Navigation links should match page titles. The order of links in the navigation menu should represent a logical hierarchy, and this order should be matched by links that are listed on the page itself. (example: Metacognition index page)

Links in the navigation menu should not take the user anyplace other than your module. Links that go to other SERC modules or to external sites should be on the page rather than in the navigation menu.

Appropriate use should be made of CMS affordances such as related links, catalog records or browses.

How to handle long scrolling pages

Ideally, online information is easier to read in small chunks of text with short sentences and effective use of bulleted lists. In trying to keep a lot of content on one web page, there are a couple of ways to help the user.

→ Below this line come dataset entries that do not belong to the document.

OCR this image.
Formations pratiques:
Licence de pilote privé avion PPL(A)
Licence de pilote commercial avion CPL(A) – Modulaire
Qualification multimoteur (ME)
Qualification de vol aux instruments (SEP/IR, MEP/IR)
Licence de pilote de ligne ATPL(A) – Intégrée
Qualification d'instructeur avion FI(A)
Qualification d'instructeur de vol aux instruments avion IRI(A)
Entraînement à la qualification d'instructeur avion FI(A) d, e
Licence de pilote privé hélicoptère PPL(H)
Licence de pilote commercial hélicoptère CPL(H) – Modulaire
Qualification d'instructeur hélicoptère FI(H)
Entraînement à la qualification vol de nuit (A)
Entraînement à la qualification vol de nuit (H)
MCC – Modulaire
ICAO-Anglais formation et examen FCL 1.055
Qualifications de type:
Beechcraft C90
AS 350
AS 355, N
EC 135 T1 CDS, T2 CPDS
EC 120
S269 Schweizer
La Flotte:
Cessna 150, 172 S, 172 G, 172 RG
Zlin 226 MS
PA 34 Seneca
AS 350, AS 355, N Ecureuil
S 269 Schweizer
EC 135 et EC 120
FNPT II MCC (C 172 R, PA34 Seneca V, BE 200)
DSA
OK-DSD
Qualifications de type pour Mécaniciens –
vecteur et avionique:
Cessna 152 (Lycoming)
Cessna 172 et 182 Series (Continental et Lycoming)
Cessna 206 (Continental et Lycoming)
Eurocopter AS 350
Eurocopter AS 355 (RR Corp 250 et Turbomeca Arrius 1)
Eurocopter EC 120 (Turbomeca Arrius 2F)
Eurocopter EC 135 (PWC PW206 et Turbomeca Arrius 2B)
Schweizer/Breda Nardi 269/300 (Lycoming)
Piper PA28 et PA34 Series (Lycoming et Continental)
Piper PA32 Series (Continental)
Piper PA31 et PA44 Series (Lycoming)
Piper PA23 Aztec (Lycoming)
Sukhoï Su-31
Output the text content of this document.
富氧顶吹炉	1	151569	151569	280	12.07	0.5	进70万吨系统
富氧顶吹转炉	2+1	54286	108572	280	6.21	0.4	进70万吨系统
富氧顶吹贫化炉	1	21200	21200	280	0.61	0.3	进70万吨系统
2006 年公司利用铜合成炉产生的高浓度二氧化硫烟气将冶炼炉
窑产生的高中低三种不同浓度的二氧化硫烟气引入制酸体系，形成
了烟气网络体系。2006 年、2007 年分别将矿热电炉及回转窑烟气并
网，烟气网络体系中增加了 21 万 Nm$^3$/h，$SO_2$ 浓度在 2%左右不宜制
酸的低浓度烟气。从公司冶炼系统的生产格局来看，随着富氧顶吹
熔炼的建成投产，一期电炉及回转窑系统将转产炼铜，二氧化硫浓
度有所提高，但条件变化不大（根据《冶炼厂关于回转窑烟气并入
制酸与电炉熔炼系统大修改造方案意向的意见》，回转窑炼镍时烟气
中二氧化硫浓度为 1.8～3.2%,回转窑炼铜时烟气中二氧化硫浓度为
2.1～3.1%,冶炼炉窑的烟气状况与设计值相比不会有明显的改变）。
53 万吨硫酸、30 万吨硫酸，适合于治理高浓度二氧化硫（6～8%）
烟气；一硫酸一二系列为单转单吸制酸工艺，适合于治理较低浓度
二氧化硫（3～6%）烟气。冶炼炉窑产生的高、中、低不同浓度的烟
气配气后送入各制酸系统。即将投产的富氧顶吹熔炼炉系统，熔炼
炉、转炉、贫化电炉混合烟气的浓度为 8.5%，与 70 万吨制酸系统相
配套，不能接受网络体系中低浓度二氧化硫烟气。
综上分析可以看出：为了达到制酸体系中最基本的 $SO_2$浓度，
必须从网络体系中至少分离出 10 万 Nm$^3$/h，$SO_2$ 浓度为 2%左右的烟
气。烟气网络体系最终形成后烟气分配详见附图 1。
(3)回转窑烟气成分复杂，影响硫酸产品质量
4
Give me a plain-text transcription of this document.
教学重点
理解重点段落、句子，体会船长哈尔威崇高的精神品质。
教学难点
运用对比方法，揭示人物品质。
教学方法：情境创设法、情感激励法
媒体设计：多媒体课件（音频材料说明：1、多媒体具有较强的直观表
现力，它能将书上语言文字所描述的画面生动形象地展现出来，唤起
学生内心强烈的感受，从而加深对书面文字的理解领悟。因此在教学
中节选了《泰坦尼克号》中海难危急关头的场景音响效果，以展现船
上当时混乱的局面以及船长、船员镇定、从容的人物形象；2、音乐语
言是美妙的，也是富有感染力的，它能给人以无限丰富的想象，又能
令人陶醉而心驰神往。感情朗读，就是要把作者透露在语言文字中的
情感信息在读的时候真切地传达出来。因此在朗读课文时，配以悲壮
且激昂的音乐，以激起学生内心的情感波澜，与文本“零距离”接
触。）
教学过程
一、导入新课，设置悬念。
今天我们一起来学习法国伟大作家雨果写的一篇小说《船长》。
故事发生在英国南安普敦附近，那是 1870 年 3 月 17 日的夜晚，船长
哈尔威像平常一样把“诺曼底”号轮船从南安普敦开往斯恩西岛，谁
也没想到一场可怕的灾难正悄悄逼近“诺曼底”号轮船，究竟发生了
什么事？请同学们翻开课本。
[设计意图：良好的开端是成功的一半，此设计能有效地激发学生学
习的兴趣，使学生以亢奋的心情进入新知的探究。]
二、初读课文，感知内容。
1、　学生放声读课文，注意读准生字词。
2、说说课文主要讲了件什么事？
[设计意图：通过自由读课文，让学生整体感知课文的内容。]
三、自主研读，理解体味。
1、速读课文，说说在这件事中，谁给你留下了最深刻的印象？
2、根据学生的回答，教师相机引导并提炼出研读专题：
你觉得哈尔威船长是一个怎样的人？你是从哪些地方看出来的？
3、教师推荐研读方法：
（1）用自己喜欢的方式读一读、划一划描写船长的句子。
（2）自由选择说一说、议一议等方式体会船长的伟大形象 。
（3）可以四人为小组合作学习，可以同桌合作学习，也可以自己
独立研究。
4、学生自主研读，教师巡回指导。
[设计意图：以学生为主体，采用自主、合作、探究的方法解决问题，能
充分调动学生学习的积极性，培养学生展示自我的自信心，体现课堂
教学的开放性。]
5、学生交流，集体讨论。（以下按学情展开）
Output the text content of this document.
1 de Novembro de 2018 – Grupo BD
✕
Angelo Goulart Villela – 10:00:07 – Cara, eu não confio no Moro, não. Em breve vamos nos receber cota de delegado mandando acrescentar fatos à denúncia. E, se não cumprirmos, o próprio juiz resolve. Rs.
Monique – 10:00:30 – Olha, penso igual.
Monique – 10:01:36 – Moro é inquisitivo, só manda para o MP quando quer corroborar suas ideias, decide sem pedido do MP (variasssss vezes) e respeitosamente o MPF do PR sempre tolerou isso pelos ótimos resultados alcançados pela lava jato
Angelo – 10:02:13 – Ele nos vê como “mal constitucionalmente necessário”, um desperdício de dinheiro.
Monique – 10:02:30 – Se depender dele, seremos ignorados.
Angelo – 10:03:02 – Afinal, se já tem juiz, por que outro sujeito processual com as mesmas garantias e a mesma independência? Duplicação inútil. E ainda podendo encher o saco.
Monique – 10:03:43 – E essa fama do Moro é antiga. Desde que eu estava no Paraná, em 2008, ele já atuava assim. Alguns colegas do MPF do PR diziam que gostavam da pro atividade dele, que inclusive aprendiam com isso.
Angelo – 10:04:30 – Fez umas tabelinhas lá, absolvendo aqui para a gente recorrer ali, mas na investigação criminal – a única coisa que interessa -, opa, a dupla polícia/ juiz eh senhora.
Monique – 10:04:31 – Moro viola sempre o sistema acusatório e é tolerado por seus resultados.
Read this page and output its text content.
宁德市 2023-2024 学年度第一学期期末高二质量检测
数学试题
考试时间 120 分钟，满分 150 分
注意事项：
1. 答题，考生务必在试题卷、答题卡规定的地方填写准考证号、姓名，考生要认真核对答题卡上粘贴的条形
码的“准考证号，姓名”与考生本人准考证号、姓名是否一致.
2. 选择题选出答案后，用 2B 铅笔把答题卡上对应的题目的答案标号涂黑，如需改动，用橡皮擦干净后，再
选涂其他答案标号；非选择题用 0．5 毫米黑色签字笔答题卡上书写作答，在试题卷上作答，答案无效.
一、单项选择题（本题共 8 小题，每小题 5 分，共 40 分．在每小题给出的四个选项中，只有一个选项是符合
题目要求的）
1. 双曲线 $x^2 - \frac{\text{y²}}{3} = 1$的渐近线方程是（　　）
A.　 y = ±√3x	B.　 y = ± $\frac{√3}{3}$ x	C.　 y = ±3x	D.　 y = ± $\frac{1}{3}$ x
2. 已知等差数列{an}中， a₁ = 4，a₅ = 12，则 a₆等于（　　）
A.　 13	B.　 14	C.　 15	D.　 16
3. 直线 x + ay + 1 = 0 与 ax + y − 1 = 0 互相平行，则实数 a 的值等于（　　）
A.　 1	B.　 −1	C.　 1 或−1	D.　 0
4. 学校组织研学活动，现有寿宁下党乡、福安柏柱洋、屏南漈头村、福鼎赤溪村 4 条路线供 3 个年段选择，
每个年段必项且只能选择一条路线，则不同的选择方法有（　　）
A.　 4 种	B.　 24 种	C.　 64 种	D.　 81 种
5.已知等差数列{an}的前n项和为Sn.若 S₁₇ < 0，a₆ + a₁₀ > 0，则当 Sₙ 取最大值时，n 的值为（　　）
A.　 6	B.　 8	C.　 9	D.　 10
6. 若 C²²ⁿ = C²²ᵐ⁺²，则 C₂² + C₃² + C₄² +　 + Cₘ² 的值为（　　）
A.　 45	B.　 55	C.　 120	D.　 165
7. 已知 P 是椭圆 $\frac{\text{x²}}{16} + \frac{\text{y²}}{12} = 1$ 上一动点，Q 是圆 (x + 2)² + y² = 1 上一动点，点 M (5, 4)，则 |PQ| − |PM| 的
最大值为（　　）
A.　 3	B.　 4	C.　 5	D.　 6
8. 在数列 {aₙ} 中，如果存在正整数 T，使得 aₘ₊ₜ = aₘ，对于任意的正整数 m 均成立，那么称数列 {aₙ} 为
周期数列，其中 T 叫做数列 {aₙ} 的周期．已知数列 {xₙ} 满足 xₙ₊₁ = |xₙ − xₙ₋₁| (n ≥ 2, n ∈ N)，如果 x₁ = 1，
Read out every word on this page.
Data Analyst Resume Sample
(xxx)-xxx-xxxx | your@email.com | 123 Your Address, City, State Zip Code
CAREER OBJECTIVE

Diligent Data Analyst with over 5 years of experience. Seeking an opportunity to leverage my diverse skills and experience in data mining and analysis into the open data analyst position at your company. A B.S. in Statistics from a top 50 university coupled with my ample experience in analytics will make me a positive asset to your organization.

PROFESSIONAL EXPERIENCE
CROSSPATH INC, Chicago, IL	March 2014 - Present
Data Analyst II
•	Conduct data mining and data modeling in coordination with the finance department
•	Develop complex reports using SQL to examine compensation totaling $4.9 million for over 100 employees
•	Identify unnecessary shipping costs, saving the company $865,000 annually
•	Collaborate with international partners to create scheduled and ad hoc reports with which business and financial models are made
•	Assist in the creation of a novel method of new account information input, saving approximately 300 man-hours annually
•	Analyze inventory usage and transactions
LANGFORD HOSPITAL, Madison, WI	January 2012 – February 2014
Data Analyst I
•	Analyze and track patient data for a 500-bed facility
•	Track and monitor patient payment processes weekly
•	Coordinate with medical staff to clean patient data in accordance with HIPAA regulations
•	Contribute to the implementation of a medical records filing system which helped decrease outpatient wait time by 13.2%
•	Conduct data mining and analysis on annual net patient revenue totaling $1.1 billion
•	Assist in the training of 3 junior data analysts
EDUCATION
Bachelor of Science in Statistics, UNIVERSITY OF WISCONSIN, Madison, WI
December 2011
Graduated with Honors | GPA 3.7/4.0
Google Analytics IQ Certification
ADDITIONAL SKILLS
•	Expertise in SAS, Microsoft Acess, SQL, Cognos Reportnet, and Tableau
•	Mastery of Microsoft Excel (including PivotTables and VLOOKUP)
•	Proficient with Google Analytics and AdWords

Use the [hidden] text tag for supporting content. This tag and it's counter part [end hidden] are used to surround text that we'd like to have hidden except when the user explicitly wants to see it. This is also how image captions are handled. For example: Example of hidden tag

Another way to handle long scrolling pages is to add 'anchor-like' links to the top of the page as a sort of alternate navigation technique. For example, this page contains anchor links.

Imagery

Images can be used in any section. Images provide visual appeal but should also serve a clear purpose. Often a simple image can convey a lot of relevant information a glance. Examples:

However, the images need to be:



Google Earth - every image must have the Google Earth logo plus the contributing partners (e.g., DigitalGlobe, TerraMetrics, SPOT image) for the particular image (and this changes with both location and image extent). This all has to be readable on the image itself, it can't be just in a caption. Google Earth does not fall under the creative commons license.

NASA images can be used for free but you do have to provide credit. Every mission has its own required credits, most of which go beyond just crediting NASA. The image itself does not have to have the credits on it the way Google Earth images do - a credit in the caption is fine.

The thumbnail feature is useful for placing a small image on the page which links to a full-sized image. However, please do not use the thumbnail feature to simply resize an image that is too large. Also, if you use the thumbnail feature, make sure the full-size image is appreciably larger than the thumbnail, so that users don't wind up clicking on a thumbnail and hoping for a larger version, only to get an image that is approximately the same size.

Use captions with images whenever possible. The caption can be the same text you use in the short description of the image when you upload it.